Fulton County District Attorney Fani Willis is facing mounting legal troubles — and now she can’t hire anyone to help her office.
Multiple courts have ordered Willis to pay tens of thousands in attorney fees and turn over records she previously claimed did not exist, while her office struggles with staffing shortages and major funding issues.
It’s bad news across the board for Willis, who made a national name for herself when she prosecuted President Donald Trump.
A Georgia state court ordered Willis to conduct new searches for Trump-related records and provide additional information on Monday after finding that her office failed to search the devices of key personnel, including former Special Prosecutor Nathan Wade, her former lover. The court gave Willis 14 days to submit search protocols and clarify whether Wade’s materials were searched at all.
The latest court order stems from a Judicial Watch lawsuit filed after Willis falsely denied having any records responsive to requests for communications with Special Counsel Jack Smith’s office and the January 6 Committee.
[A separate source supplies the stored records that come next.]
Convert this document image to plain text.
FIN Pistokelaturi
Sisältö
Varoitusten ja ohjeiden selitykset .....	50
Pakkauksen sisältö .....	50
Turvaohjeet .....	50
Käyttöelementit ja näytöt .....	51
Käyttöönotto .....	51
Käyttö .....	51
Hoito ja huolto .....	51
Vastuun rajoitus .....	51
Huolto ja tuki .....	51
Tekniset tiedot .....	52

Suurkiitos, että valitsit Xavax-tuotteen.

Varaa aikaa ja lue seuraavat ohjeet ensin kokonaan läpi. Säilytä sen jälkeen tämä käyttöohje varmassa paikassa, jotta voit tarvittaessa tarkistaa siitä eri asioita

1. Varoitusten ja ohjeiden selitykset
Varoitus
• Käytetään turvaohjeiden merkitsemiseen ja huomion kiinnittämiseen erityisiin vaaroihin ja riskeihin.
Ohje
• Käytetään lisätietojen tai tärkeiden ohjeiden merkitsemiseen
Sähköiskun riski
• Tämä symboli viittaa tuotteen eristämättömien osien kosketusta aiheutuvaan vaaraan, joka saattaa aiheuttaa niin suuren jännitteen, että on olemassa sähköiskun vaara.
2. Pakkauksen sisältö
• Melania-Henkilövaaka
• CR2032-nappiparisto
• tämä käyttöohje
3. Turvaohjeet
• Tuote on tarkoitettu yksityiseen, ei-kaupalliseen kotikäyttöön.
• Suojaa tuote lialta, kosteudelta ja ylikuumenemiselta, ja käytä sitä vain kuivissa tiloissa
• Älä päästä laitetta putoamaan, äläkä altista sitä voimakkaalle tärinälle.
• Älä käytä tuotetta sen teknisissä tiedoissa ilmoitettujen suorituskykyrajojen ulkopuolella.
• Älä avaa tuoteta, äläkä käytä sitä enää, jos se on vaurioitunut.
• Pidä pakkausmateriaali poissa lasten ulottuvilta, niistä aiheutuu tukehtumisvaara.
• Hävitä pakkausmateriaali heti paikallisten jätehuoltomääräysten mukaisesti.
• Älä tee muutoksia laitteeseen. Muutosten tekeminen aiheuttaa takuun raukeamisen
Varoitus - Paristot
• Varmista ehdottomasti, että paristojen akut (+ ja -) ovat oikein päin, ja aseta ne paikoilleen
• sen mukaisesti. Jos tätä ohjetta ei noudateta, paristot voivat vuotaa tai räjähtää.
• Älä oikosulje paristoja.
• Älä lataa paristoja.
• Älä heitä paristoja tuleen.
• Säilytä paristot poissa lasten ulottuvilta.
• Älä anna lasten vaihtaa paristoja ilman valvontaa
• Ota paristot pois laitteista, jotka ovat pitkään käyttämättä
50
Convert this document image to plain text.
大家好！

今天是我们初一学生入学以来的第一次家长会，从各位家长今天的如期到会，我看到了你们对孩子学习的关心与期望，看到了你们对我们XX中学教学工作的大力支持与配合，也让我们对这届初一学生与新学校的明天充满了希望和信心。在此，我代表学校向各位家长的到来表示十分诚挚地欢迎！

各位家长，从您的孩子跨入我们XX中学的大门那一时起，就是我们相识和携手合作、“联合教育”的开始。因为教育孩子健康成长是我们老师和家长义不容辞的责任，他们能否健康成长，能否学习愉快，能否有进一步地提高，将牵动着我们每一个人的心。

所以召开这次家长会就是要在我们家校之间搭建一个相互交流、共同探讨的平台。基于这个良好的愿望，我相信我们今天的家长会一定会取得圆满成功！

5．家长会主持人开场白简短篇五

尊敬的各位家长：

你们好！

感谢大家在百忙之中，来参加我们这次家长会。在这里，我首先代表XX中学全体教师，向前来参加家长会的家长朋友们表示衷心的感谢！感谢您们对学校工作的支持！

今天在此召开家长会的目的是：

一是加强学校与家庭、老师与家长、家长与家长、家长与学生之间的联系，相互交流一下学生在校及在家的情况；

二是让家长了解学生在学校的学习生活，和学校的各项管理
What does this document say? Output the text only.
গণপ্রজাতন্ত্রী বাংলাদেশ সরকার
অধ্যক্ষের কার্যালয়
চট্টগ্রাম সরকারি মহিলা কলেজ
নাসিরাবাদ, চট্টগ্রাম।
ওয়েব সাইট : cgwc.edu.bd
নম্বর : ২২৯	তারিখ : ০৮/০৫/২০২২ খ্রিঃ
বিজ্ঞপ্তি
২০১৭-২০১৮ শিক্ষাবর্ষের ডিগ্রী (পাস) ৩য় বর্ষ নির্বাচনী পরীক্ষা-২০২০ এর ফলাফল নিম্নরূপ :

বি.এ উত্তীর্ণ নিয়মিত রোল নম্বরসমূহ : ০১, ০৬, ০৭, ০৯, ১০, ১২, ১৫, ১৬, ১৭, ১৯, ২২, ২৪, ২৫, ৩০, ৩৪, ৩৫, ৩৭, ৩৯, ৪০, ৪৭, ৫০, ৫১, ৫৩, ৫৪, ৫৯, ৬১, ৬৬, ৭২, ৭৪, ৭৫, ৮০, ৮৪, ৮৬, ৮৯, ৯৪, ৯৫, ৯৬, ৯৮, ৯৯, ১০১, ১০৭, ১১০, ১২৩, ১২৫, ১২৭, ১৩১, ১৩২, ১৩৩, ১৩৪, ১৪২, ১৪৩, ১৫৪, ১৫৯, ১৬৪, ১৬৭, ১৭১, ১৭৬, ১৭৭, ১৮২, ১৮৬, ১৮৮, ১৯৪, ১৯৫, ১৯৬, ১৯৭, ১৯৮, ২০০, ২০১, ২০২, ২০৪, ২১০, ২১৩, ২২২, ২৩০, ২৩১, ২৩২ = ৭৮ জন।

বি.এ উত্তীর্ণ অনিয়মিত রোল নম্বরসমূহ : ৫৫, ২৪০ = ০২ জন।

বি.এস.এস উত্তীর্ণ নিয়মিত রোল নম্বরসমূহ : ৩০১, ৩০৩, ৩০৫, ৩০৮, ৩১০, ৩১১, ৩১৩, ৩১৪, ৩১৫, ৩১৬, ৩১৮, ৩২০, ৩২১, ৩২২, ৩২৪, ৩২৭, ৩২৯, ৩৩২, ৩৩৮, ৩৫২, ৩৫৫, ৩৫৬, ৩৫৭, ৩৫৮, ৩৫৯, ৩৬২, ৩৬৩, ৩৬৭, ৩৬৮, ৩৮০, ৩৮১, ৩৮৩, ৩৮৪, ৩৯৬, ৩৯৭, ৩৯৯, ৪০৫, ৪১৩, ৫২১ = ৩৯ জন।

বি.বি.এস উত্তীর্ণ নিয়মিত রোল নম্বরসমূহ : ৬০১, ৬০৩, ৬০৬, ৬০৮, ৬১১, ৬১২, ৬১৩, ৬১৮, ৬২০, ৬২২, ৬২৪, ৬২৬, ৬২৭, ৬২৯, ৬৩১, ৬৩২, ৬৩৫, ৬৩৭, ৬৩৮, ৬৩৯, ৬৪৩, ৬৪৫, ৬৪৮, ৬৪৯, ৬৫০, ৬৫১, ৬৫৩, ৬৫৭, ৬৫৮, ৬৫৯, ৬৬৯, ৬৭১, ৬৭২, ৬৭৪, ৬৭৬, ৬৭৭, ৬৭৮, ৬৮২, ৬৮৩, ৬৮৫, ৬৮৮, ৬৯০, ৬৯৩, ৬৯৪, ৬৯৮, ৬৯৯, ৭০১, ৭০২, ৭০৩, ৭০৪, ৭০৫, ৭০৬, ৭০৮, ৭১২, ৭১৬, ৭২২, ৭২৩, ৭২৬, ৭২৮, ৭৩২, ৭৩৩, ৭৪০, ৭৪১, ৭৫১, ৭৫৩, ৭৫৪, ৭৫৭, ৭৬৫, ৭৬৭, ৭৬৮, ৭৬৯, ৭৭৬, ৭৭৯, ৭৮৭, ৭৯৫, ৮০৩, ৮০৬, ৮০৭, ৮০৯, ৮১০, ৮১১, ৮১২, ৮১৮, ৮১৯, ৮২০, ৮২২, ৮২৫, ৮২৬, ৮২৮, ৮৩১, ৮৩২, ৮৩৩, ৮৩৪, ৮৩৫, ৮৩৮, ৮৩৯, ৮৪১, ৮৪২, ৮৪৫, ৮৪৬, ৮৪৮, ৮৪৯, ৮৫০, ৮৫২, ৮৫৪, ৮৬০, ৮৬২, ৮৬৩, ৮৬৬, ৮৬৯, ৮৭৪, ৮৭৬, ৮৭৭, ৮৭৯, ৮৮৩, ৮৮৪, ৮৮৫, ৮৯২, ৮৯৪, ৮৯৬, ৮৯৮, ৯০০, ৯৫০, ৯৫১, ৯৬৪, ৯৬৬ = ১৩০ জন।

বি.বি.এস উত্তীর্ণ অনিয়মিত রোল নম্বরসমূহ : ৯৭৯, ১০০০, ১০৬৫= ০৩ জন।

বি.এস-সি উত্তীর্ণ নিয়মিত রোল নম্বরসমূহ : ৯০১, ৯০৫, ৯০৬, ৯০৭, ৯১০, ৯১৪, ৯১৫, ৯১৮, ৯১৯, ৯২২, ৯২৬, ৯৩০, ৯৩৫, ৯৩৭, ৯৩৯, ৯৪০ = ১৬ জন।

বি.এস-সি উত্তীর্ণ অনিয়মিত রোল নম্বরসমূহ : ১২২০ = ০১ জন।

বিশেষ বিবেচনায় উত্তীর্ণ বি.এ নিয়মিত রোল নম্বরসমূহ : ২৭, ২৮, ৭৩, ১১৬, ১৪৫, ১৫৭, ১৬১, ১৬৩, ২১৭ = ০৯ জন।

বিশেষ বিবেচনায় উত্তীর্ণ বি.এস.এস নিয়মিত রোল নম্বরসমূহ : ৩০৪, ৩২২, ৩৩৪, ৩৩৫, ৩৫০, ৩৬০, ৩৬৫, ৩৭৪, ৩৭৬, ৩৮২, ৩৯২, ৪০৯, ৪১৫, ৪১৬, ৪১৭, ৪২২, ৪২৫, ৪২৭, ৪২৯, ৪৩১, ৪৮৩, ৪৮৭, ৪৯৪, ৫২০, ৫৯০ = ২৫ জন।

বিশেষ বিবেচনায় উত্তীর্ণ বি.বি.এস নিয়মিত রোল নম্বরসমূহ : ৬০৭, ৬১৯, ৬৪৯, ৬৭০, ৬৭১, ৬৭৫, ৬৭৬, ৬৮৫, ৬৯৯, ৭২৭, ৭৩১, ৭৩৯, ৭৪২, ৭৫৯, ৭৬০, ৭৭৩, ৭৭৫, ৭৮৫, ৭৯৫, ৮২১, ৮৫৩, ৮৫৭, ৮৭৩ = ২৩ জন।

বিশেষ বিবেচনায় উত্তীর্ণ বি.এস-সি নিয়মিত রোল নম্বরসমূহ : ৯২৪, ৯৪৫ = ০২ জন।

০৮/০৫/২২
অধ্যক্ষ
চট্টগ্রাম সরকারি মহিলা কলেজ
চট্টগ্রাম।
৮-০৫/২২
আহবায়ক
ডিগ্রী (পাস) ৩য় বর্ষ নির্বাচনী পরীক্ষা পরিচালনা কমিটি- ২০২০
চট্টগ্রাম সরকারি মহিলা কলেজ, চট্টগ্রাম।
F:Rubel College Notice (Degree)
Willis’s office eventually admitted to finding 212 pages of records after what was believed to be a fifth search of her office.
“Fani Willis can’t be trusted,” said Judicial Watch President Tom Fitton. “Every time we go back to court there are new excuses and new documents that she said never existed. And now we find that entire universes of records may have been ignored.”
The court criticized Willis’s office for its “desultory efforts to determine the full universe of responsive information” and noted the “repeated denials of their existence” regarding records that were eventually found. The court awarded Judicial Watch $21,578 in attorney fees and costs, which Willis paid 10 days after the court-ordered deadline.
In a separate case earlier this year, Fulton County Superior Court Judge Rachel Krause ordered Willis to pay over $54,000 in attorney fees to lawyer Ashleigh Merchant and turn over documents within 30 days after finding that Willis’s office violated Georgia’s Open Records Act. Judge Krause found that the failures to comply with records law “were intentional, not done in good faith, and were substantially groundless and vexatious.”
The court determined that Willis’s office was “openly hostile” to Merchant, who represents former Trump campaign staffer Michael Roman, and that her requests “were handled differently than other requests.”
Open records officer Dexter Bond refused to communicate by phone with Merchant despite this being his standard practice with other requesters, which the judge said “indicates a lack of good faith.”
Willis and her office “lacked substantial justification” for not complying with the records requests, according to Judge Krause’s ruling.
Meanwhile, Willis is struggling to staff her office amid funding disputes with Fulton County commissioners.
Willis posted on LinkedIn seeking assistant district attorneys, writing, “We’re hiring Assistant District Attorneys! If you’re a passionate prosecutor ready to serve the people of Fulton County with integrity and excellence, we want to hear from you.”
Willis accused multiple Fulton County commissioners of lying during an interview over a funding dispute that she claims has created a backlog of cases, leaving over 100 people in the Fulton County jail for over 90 days without formal indictment. Willis requested a $7 million budget increase but received far less.
The financial arrangements with Wade have also come under scrutiny. Wade reportedly earned $250 per hour while working on the Trump case, compared to $200 per hour for RICO expert John Floyd. Willis received campaign donations from Wade’s business partners during her 2020 campaign, then awarded tens of thousands of dollars in contracts to his firm.
Willis denied wrongdoing in 2024, accusing her critics of “playing the race card” while falsely claiming she paid outside prosecutors involved in the Trump case the same rate.
The Trump election interference case originated from a grand jury indictment in August 2023 that charged Trump and 18 others under Georgia’s anti-racketeering law. The alleged scheme included Trump’s call to Georgia Secretary of State Brad Raffensperger urging him to help find enough votes to beat then-President-elect Joe Biden. Four people ended up pleading guilty while Trump and others, including Roman, pleaded not guilty.
The multiple court orders and legal setbacks represent a dramatic fall for Willis, who rose to national prominence for taking on Trump but now faces numerous, very serious legal questions herself.